Fitch: Spanish tax ruling negative for Cemex

Fitch: Spanish tax ruling negative for Cemex
Published: 28 April 2014

Tagged Under: Debt Mexico Cemex Fitch Ratings 

The recent ruling by Spanish tax authorities to fine Cemex Espana EUR455m will slow the recovery of Cemex’s credit profile but will not result in a negative rating action to the 'B+' rating of Cemex or the 'BB-' of the company's bonds, according to Fitch Ratings.

Cemex has announced it plans to appeal this fine, which was levied for alleged underpayment of taxes between 2006 and 2009. Cemex will not have to make payments, in whole or in part, during the appeal process. The timing of the resolution of a final ruling remains highly uncertain.

If the fine of approximately US$620m is upheld during the appeal process, Cemex’s net debt would likely remain unchanged through the end of next year, as Fitch is currently projecting that the company's US$715m subordinated convertible notes due in 2015 will fully convert. During February, Cemex announced that around USD280m of the holders of these converts had reached an agreement to convert them to shares of Cemex.

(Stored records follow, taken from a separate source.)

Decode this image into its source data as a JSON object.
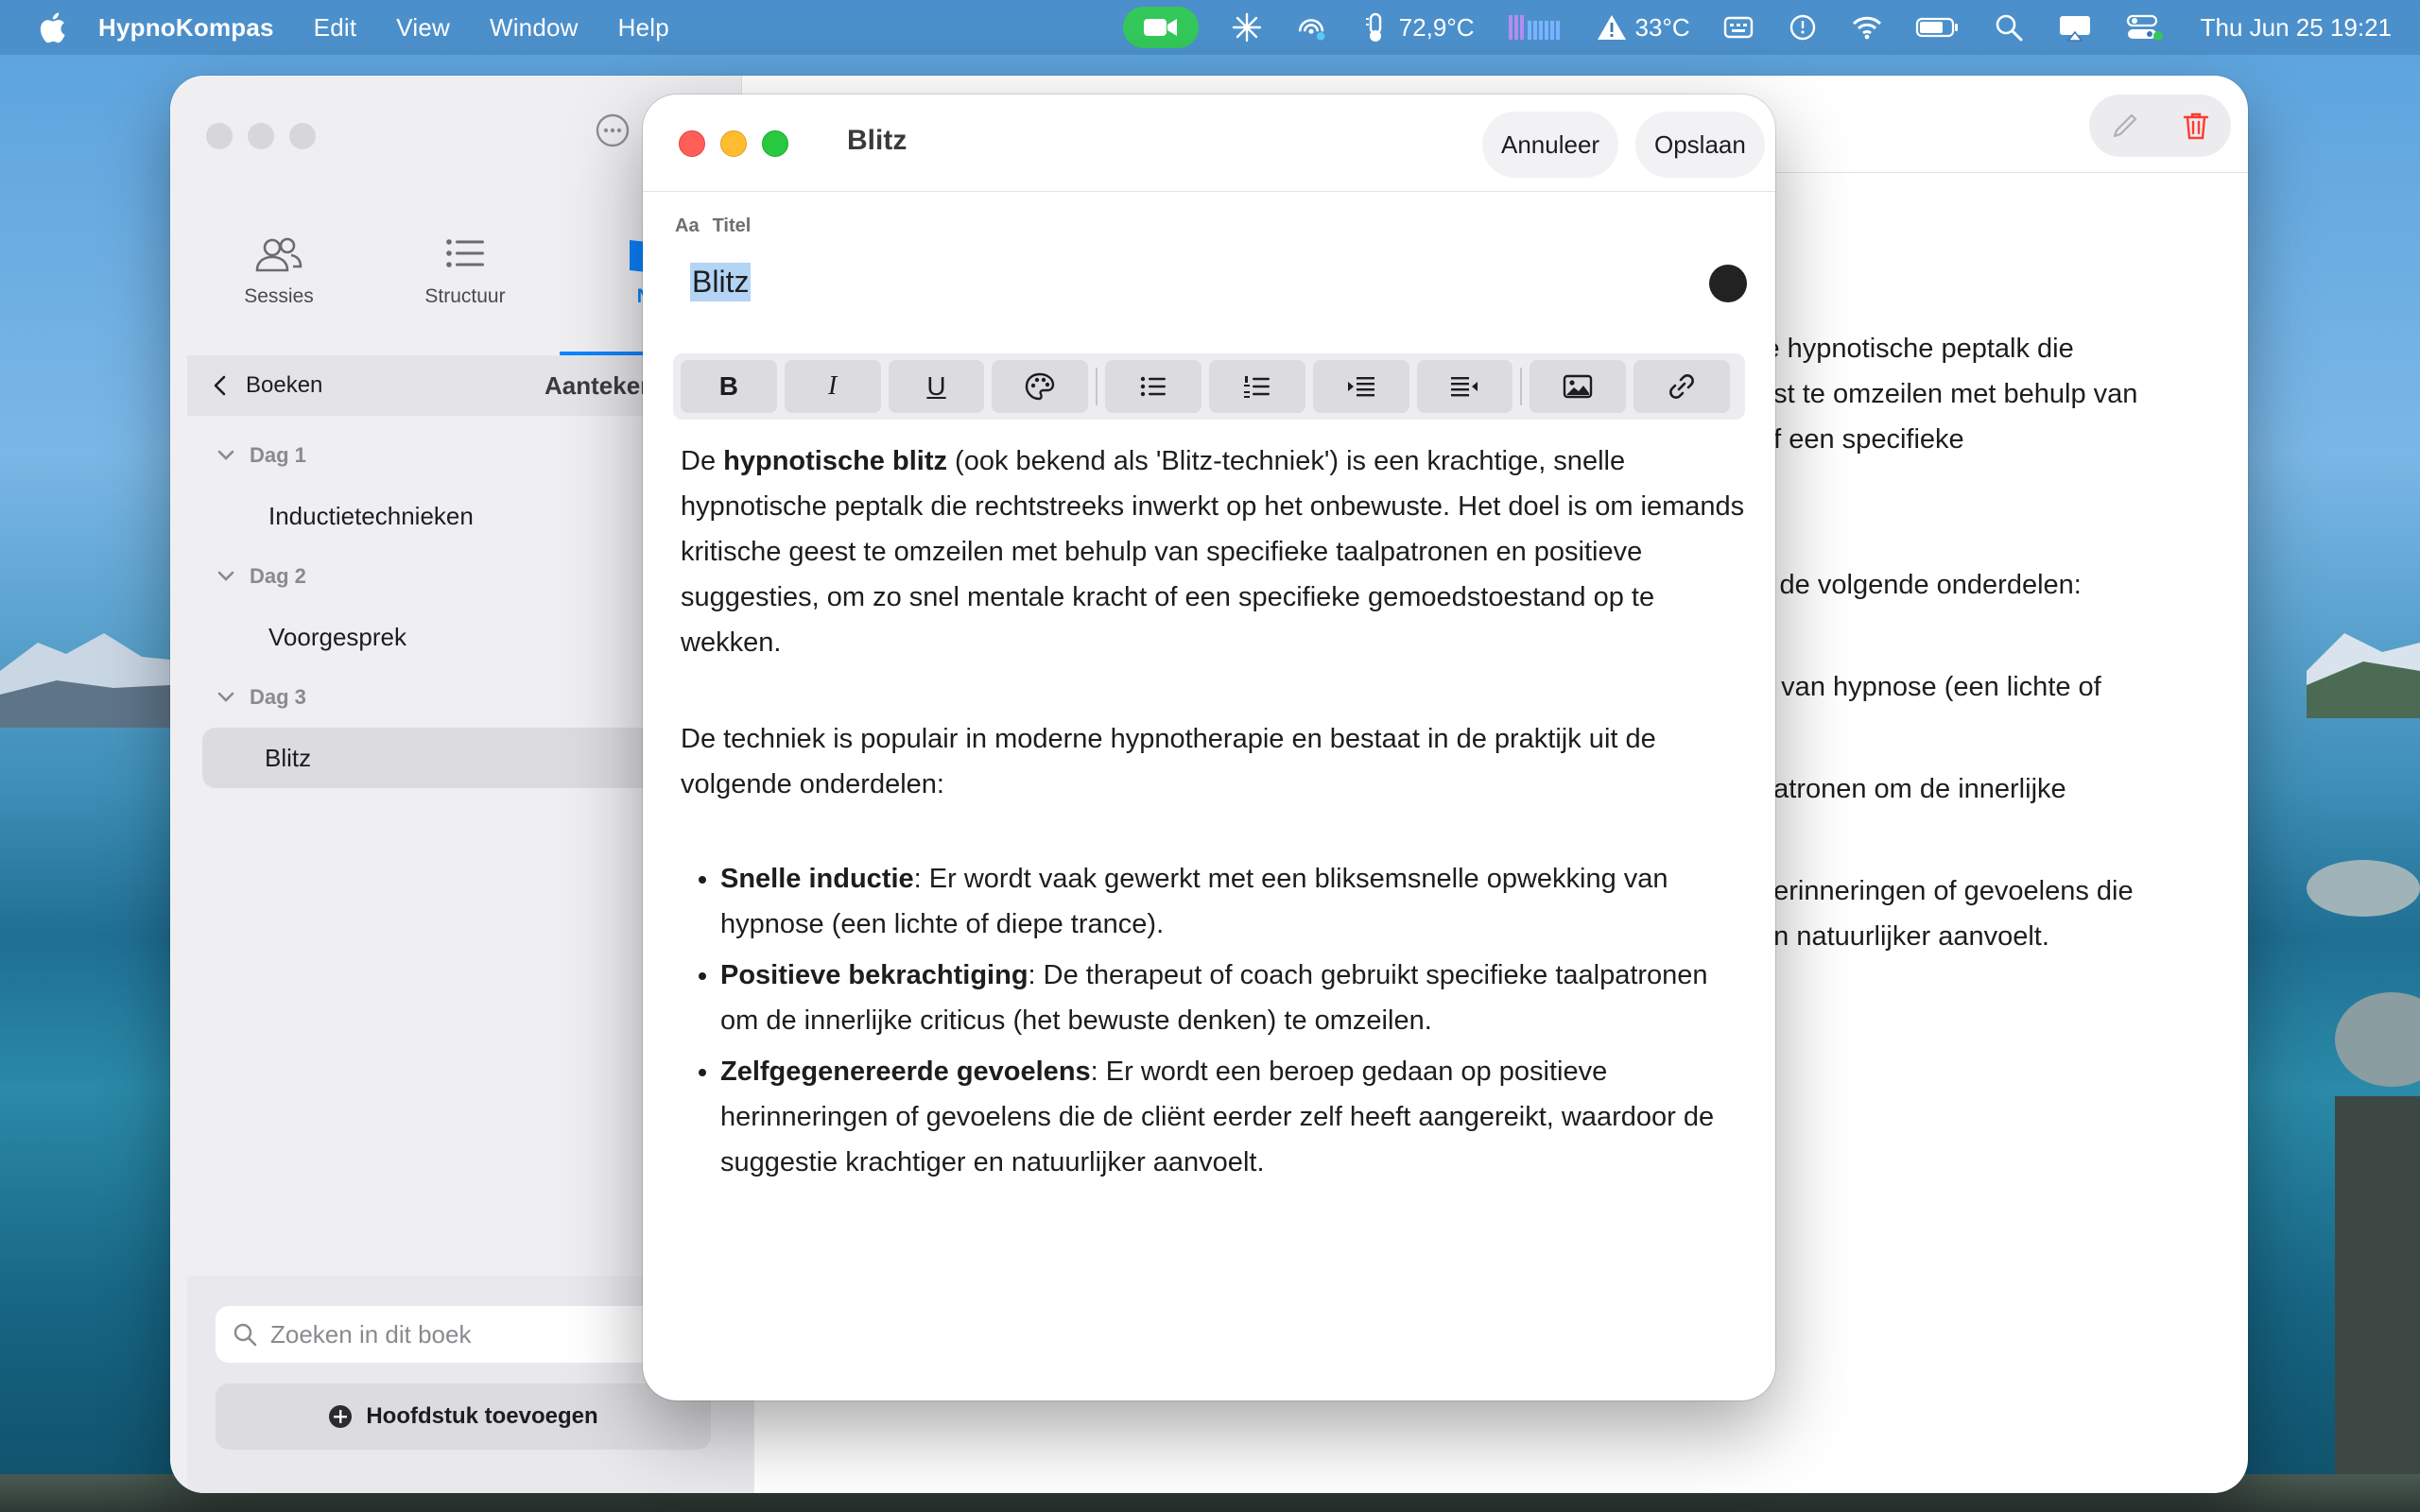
{
  "menubar": {
    "app_name": "HypnoKompas",
    "menus": [
      "Edit",
      "View",
      "Window",
      "Help"
    ],
    "temperature_cpu": "72,9°C",
    "temperature_alert": "33°C",
    "datetime": "Thu Jun 25  19:21"
  },
  "sidebar": {
    "tabs": [
      {
        "label": "Sessies",
        "icon": "people-icon"
      },
      {
        "label": "Structuur",
        "icon": "list-icon"
      },
      {
        "label": "Na",
        "icon": "book-icon"
      }
    ],
    "back_label": "Boeken",
    "header_title": "Aanteken",
    "days": [
      {
        "label": "Dag 1",
        "chapters": [
          "Inductietechnieken"
        ]
      },
      {
        "label": "Dag 2",
        "chapters": [
          "Voorgesprek"
        ]
      },
      {
        "label": "Dag 3",
        "chapters": [
          "Blitz"
        ]
      }
    ],
    "selected_chapter": "Blitz",
    "search_placeholder": "Zoeken in dit boek",
    "add_chapter_label": "Hoofdstuk toevoegen"
  },
  "background_content": {
    "lines": [
      "le hypnotische peptalk die",
      "est te omzeilen met behulp van",
      "of een specifieke",
      "",
      "",
      "it de volgende onderdelen:",
      "",
      "g van hypnose (een lichte of",
      "",
      "patronen om de innerlijke",
      "",
      "herinneringen of gevoelens die",
      "en natuurlijker aanvoelt."
    ]
  },
  "editor": {
    "window_title": "Blitz",
    "cancel_label": "Annuleer",
    "save_label": "Opslaan",
    "format_aa": "Aa",
    "format_style": "Titel",
    "title_value": "Blitz",
    "accent_color": "#222222",
    "toolbar": {
      "bold": "B",
      "italic": "I",
      "underline": "U"
    },
    "para1_pre": "De ",
    "para1_bold": "hypnotische blitz",
    "para1_post": " (ook bekend als 'Blitz-techniek') is een krachtige, snelle hypnotische peptalk die rechtstreeks inwerkt op het onbewuste. Het doel is om iemands kritische geest te omzeilen met behulp van specifieke taalpatronen en positieve suggesties, om zo snel mentale kracht of een specifieke gemoedstoestand op te wekken.",
    "para2": "De techniek is populair in moderne hypnotherapie en bestaat in de praktijk uit de volgende onderdelen:",
    "bullets": [
      {
        "bold": "Snelle inductie",
        "text": ": Er wordt vaak gewerkt met een bliksemsnelle opwekking van hypnose (een lichte of diepe trance)."
      },
      {
        "bold": "Positieve bekrachtiging",
        "text": ": De therapeut of coach gebruikt specifieke taalpatronen om de innerlijke criticus (het bewuste denken) te omzeilen."
      },
      {
        "bold": "Zelfgegenereerde gevoelens",
        "text": ": Er wordt een beroep gedaan op positieve herinneringen of gevoelens die de cliënt eerder zelf heeft aangereikt, waardoor de suggestie krachtiger en natuurlijker aanvoelt."
      }
    ]
  },
  "colors": {
    "accent_blue": "#0a84ff",
    "facetime_green": "#34c759",
    "delete_red": "#ff3b30"
  }
}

Fitch projects Cemex will generate approximately US$3.1bn of EBITDA in 2014 and US$3.3bn in 2015. These figures represent growth from US$2.6bn in 2013. Improved cement demand in the US and Mexico are the key drivers of Fitch's projected improvement in Cemex’s operating performance. Absent asset sales in excess of US$100m per year, Fitch projects Cemex’s net leverage ratio will be 5.3x in 2014 and 4.5x in 2015 considering the impact from the potential US$620m fine. These figures represent an improvement from 6.2x in 2013.

If Cemex is successful in its appeal, Fitch's projected net leverage ratios for Cemex would be 5.2x in 2014 and 4.4x in 2015. Fitch does not foresee a material improvement in Cemex free cash flow due to rising working capital needs associated with growth, increasing capex, and higher taxes. During 2013, Cemex spent US$433 million on capex. This compared unfavorably with US$1.1bn depreciation and amortisation indicating the company may have catch up capex in the future.

Cemex has a manageable amortisation schedule due to its aggressive refinancing efforts. As of 31 December 2013, the company had US$1.2bn of cash and marketable securities. The company's debt repayment schedule is manageable with only US$382m of debt amortisation through the end of 2014 and US$1.5bn falling due in 2015, of which US$714m was related to convertible subordinated debentures, of which US$280m was converted in February 2014.

During March, the company issued EUR400m notes due in 2021 and US$1bn notes due in 2024. Proceeds were used to repurchase EUR245 million of notes due in 2017 and US$597m due in 2020 and US$600m notes due in 2018.

The ratings of Cemex and its subsidiaries continue to reflect the company's strong and diversified business position, Fitch notes. Key markets include the US, Mexico, Colombia, Panama, Spain, Egypt, Germany, France, and the U.K. The company's product and geographic diversification offset some of the volatility associated with the building product industry. Cemex’s main markets during 2013 in terms of EBITDA were Mexico (30 per cent), United States (25 per cent), Central and South America (20 per cent), the Mediterranean (10 per cent), and Northern Europe (10 per cent).